A Guide for Testifying at Public Hearings and Reaching State Legislators Click Here...


Rep. Bolinsky: State ‘Avoided Real Fiscal Catastrophe’ in Settlement with Hospitals

Posted on December 17, 2019

Facebooktwittermail

HARTFORD – State Rep. Mitch Bolinsky (R-106) last week expressed his support for an agreement reached between Connecticut hospitals and the state that settles a nearly 5 year old lawsuit that could expose the state to a roughly $4 billion liability.

Under the agreement, the state will make a one-time payment of $79.3 million in unappropriated monies and unpaid Medicaid payments to hospitals, as well as increase Medicaid reimbursement rates and decrease taxes on hospitals between now and 2026. Altogether, the agreement costs the state $180.7 million over the next two fiscal years.

At a public hearing on Friday, Rep. Bolinsky, who sits on the legislature’s Appropriations Committee, asked budget secretary Melissa McCaw about the state’s long-term ability to pay for the agreement given projected budget deficits over the next biennium.

“This agreement settles years of disputed and held back Medicaid reimbursements,” said Rep. Bolinsky. “It’s a forward-paying look back, though, into…errors of the past.

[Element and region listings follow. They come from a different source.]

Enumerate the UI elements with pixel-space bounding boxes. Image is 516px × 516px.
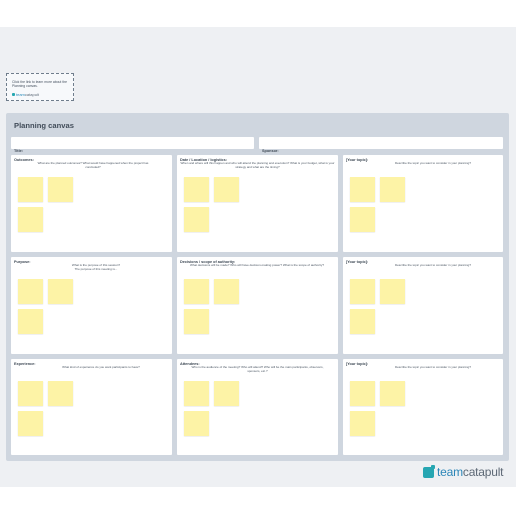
sticky-note[interactable] (48, 177, 73, 202)
section-experience[interactable]: Experience: What kind of experience do y… (11, 359, 172, 455)
sticky-note[interactable] (214, 279, 239, 304)
info-note-card[interactable]: Click the link to learn more about the P… (6, 73, 74, 101)
sticky-note[interactable] (18, 309, 43, 334)
sticky-note[interactable] (350, 279, 375, 304)
section-topic-3-label: [Your topic]: (346, 362, 369, 366)
sticky-note[interactable] (18, 279, 43, 304)
info-note-logo[interactable]: team catapult (12, 92, 69, 97)
logo-team-text: team (437, 465, 463, 479)
planning-canvas-page: Click the link to learn more about the P… (0, 0, 516, 516)
sticky-note[interactable] (350, 177, 375, 202)
info-logo-team: team (16, 92, 25, 97)
section-decisions-prompt: What decisions will be made? Who will ha… (189, 263, 325, 267)
section-purpose-prompt-2: The purpose of this meeting is... (74, 267, 118, 271)
sponsor-field[interactable]: Sponsor: (259, 137, 503, 153)
teamcatapult-logo[interactable]: team catapult (423, 464, 504, 479)
sticky-note[interactable] (184, 411, 209, 436)
section-date-location[interactable]: Date / Location / logistics: When and wh… (177, 155, 338, 252)
logo-catapult-text: catapult (462, 465, 504, 479)
section-date-prompt: When and where will this happen and who … (180, 161, 335, 169)
title-field[interactable]: Title: (11, 137, 254, 153)
title-field-label: Title: (14, 149, 24, 153)
section-outcomes-prompt: What are the planned outcomes? What woul… (37, 161, 149, 169)
section-topic-2-label: [Your topic]: (346, 260, 369, 264)
section-experience-label: Experience: (14, 362, 36, 366)
teamcatapult-mini-icon (12, 93, 15, 96)
sticky-note[interactable] (18, 381, 43, 406)
section-purpose-label: Purpose: (14, 260, 31, 264)
section-outcomes[interactable]: Outcomes: What are the planned outcomes?… (11, 155, 172, 252)
sticky-note[interactable] (48, 279, 73, 304)
sticky-note[interactable] (350, 207, 375, 232)
section-outcomes-label: Outcomes: (14, 158, 34, 162)
section-purpose[interactable]: Purpose: What is the purpose of this ses… (11, 257, 172, 354)
sticky-note[interactable] (184, 309, 209, 334)
section-decisions[interactable]: Decisions / scope of authority: What dec… (177, 257, 338, 354)
canvas-title: Planning canvas (14, 122, 74, 130)
top-band (0, 0, 516, 27)
planning-canvas-board: Planning canvas Title: Sponsor: Outcomes… (6, 113, 509, 461)
section-topic-3-prompt: Describe the topic you want to consider … (394, 365, 472, 369)
sticky-note[interactable] (184, 207, 209, 232)
sticky-note[interactable] (184, 381, 209, 406)
sticky-note[interactable] (380, 279, 405, 304)
teamcatapult-icon (423, 464, 435, 478)
info-logo-catapult: catapult (24, 92, 39, 97)
sponsor-field-label: Sponsor: (262, 149, 279, 153)
section-attendees-prompt: Who is the audience of the meeting? Who … (191, 365, 324, 373)
sticky-note[interactable] (350, 411, 375, 436)
info-note-text: Click the link to learn more about the P… (12, 80, 68, 88)
section-topic-2[interactable]: [Your topic]: Describe the topic you wan… (343, 257, 503, 354)
sticky-note[interactable] (18, 207, 43, 232)
sticky-note[interactable] (214, 381, 239, 406)
sticky-note[interactable] (18, 177, 43, 202)
sticky-note[interactable] (184, 177, 209, 202)
sticky-note[interactable] (214, 177, 239, 202)
section-topic-2-prompt: Describe the topic you want to consider … (394, 263, 472, 267)
section-attendees[interactable]: Attendees: Who is the audience of the me… (177, 359, 338, 455)
sticky-note[interactable] (48, 381, 73, 406)
section-experience-prompt: What kind of experience do you want part… (62, 365, 140, 369)
section-topic-1-prompt: Describe the topic you want to consider … (394, 161, 472, 165)
sticky-note[interactable] (184, 279, 209, 304)
section-topic-3[interactable]: [Your topic]: Describe the topic you wan… (343, 359, 503, 455)
sticky-note[interactable] (380, 381, 405, 406)
section-topic-1-label: [Your topic]: (346, 158, 369, 162)
section-topic-1[interactable]: [Your topic]: Describe the topic you wan… (343, 155, 503, 252)
sticky-note[interactable] (350, 381, 375, 406)
bottom-band (0, 487, 516, 516)
sticky-note[interactable] (380, 177, 405, 202)
sticky-note[interactable] (18, 411, 43, 436)
sticky-note[interactable] (350, 309, 375, 334)
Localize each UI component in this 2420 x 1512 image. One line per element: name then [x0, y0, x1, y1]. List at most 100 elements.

Have we, in light of this agreement, also taken a look forward, not just in the impact of the settlement itself, but how it’s going to dovetail with future reimbursements and the state’s ability to manage that?”

Ms. McCaw, who heads the state’s Office of Policy and Management, responded that, while the settlement does place fiscal liability on the state, that amount is far outweighed by the potential debt service it could have incurred had the lawsuit gone unsettled.

After the public hearing, Rep. Bolinsky voiced his support for the agreement.

“This lawsuit was a mess inherited from a previous administration and legislature, and in light of the damage the state could have confronted, I think we avoided a real fiscal catastrophe with this agreement. We are now on a better footing with the hospital industry, which provides a vital service to our communities and represents one of the fastest-growing job sectors in the state.”

The lawsuit dates back to a 2011 expansion of the provider tax to include hospitals. At that point, the entirety of the annual $350 million paid by hospitals—plus $50 million more—was returned to the industry.

But, as the state struggled to recover from the recession and budget deficits grew, the user fee increased while payments to hospitals decreased, prompting the hospital industry to sue the state in 2015 for abusing its fiduciary responsibility and violating federal guidelines.

Governor Ned Lamont announced earlier this month that the state had reached an agreement with the industry, which recently approved the settlement.

The legislature must now take final action and is expected to do so during a special session on Wednesday, December 18th.

Rep. Bolinsky added: “I urge my colleagues to join me in supporting this agreement so that we can move forward as a state and continue increasing the quality of care provided by our hospitals.”